3-methyl-4-nitrophenol disturbs the maternal-to-zygotic transition of early embryos by damaging mitochondrial function and histone modification.

3-methyl-4-nitrophenol (PNMC), a chemical prevalent in various industries for drug, dye, and leather production, also serves as a primary byproduct of organophosphate insecticides. Despite its global recognition as an endocrine disruptor with documented reproductive toxicity, its detrimental impact on preimplantation embryonic development has yet to be thoroughly investigated. In this study, through the in vitro culture of mice embryos, it was initially observed that even low concentrations of PNMC exposure led to a significant reduction in blastocyst formation and a sharp decline in the ratio of inner cell mass within the blastocysts. SMART-seq2 transcriptome sequencing further confirmed that PNMC treatment disrupted global gene expression in 2-cell embryos, with differentially expressed genes enriched in multiple signaling pathways, including those related to autophagy, apoptosis, fertilization, embryonic development, transcription, and mRNA processing. Integration of transcriptome data with open databases revealed that both zygotic genome activation genes and maternal factors experienced significant transcript-level disruptions.
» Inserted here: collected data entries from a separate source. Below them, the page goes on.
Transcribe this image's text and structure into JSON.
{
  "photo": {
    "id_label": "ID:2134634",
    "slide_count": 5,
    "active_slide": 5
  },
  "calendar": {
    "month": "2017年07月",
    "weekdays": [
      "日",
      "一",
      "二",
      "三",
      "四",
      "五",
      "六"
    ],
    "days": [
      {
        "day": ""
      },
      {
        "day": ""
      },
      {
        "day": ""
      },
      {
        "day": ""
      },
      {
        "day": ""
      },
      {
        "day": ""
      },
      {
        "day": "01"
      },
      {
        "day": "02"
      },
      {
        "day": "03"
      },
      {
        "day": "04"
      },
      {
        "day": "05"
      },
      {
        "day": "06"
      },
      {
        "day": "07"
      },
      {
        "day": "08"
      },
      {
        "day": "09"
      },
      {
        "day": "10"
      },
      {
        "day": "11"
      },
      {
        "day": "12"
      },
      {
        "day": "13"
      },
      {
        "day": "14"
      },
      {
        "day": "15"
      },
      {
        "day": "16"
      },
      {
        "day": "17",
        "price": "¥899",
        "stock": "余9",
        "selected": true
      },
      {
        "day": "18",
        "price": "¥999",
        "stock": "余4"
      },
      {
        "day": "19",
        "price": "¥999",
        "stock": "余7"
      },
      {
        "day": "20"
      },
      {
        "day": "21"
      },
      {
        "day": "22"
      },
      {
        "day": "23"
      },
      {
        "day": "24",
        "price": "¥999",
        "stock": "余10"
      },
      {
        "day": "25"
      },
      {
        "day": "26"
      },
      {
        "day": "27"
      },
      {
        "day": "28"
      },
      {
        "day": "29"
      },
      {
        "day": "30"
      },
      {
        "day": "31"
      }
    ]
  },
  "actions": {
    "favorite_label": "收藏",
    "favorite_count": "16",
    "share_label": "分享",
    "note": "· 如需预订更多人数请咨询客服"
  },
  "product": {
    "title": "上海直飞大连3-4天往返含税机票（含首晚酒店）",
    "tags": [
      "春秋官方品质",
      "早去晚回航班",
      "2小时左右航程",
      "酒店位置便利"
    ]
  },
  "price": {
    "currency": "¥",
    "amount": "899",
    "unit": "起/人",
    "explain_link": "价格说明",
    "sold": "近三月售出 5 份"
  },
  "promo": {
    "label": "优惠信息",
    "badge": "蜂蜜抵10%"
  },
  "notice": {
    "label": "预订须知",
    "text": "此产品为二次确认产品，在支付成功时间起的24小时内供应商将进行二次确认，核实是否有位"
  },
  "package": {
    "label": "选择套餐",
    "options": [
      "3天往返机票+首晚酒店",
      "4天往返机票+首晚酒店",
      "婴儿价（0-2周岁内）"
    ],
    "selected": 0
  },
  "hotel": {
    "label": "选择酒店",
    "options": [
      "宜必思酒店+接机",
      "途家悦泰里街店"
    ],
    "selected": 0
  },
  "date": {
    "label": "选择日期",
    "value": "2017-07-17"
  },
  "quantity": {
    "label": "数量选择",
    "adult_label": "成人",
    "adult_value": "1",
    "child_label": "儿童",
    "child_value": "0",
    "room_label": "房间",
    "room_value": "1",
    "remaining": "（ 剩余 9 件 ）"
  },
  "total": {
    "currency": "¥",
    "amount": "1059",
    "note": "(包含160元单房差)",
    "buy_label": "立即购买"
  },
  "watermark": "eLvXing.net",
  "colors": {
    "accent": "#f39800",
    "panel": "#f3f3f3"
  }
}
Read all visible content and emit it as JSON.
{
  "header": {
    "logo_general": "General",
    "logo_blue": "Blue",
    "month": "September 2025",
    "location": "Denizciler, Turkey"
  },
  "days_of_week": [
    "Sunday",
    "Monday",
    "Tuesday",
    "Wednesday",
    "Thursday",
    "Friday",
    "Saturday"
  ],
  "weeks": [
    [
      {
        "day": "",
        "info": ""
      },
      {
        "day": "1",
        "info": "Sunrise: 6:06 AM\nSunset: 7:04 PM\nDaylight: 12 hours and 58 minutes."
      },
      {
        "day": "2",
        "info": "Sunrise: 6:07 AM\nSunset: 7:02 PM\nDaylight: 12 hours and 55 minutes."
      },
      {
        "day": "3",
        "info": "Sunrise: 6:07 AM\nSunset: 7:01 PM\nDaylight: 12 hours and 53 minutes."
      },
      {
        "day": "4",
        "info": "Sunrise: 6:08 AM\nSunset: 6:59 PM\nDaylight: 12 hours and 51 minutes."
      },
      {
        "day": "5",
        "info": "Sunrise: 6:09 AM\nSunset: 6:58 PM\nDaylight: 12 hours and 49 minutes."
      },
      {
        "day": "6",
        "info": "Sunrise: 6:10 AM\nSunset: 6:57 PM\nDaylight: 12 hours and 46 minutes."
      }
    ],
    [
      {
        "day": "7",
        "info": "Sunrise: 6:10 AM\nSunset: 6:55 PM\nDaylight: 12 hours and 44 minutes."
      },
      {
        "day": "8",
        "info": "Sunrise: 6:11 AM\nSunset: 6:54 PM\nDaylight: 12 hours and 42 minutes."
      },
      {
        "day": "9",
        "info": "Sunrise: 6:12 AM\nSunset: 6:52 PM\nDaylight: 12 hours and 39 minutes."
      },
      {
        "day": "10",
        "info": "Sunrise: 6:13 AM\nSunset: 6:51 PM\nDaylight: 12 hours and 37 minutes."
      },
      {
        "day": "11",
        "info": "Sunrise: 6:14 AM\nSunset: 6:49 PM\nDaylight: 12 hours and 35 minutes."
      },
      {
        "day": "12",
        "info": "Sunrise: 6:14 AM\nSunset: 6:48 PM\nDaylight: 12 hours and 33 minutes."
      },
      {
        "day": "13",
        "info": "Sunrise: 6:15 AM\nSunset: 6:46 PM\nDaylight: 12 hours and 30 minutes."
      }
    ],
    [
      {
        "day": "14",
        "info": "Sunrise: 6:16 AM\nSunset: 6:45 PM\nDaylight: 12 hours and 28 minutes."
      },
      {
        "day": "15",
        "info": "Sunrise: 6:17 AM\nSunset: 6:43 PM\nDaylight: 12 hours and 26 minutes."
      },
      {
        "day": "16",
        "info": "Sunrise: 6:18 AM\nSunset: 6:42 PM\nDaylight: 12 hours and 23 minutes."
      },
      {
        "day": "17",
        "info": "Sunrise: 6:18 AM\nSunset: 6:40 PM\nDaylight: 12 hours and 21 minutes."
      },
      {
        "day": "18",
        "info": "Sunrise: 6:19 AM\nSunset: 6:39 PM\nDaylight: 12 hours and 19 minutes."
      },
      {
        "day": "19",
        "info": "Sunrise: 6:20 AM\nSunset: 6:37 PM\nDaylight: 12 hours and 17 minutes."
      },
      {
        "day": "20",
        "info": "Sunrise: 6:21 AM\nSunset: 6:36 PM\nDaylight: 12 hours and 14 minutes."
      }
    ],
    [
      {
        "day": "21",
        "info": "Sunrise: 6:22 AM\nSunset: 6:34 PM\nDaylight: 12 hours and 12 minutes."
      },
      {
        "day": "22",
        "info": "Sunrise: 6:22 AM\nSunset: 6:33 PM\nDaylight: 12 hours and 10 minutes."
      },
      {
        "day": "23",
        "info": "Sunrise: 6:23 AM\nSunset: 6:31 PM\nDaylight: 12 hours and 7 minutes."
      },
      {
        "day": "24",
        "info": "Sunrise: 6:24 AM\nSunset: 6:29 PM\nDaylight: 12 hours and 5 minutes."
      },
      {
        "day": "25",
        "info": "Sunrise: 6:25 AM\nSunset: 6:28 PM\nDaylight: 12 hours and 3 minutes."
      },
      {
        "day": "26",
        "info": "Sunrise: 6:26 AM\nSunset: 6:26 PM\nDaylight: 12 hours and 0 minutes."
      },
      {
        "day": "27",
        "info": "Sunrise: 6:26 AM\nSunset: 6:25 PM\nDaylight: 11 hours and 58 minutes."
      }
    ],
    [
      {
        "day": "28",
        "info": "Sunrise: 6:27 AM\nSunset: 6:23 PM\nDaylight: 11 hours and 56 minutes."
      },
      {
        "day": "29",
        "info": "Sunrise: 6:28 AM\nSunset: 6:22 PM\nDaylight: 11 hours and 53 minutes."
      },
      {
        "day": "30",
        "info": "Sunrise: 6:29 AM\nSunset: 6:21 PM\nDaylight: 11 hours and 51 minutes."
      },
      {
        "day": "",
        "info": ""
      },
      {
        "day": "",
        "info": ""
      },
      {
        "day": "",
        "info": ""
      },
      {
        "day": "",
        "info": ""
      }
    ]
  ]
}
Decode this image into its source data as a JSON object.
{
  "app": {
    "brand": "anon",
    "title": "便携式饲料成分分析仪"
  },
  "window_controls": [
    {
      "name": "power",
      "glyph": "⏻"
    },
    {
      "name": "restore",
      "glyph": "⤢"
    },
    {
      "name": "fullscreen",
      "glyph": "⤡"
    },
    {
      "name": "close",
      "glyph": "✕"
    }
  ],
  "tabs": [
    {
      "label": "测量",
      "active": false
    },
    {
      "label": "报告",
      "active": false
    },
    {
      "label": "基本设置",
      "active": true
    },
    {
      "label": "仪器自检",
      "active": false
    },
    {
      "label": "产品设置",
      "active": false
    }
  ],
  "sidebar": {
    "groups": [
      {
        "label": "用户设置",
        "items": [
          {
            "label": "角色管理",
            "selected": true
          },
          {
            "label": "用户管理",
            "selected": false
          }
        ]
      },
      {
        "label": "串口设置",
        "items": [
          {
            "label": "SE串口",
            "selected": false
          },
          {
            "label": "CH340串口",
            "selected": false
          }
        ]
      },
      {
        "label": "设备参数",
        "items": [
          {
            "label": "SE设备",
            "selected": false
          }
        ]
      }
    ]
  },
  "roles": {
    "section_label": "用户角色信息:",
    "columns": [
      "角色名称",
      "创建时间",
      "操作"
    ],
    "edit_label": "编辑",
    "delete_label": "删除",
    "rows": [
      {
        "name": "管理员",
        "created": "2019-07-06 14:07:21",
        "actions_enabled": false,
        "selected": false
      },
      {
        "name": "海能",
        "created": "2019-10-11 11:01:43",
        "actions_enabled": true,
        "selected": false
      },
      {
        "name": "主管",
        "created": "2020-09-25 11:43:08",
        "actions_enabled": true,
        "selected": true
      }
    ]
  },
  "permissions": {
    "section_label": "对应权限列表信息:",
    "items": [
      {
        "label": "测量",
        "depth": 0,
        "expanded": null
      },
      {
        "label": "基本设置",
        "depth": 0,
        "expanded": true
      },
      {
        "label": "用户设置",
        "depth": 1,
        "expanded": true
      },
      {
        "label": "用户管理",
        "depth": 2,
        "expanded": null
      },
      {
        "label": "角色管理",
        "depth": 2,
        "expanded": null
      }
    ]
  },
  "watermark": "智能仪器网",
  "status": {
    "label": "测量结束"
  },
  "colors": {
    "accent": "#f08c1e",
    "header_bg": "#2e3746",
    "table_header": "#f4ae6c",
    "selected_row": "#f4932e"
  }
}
Moreover, the study demonstrated that these gene expression changes were closely associated with mitochondrial dysfunction, evidenced by diminished mitochondrial membrane potential, reduced ATP production, aberrant expression of mitochondria-related genes, increased ROS accumulation, and heightened DNA damage in PNMC-treated embryos. Additionally, PNMC exposure induced defects in histone modification, as shown by altered levels of H3K9me3 and H3K27me3, H3K9ac and H3K27ac. Lastly, the findings indicated that PNMC triggered apoptosis in embryos, validated by elevated BAX and CASPASE3 expression, alongside positive TUNEL staining. In summary, PNMC exposure impairs the maternal-to-zygotic transition, likely through mitochondrial dysfunction and histone modification, culminating in developmental arrest and apoptosis in mouse preimplantation embryos.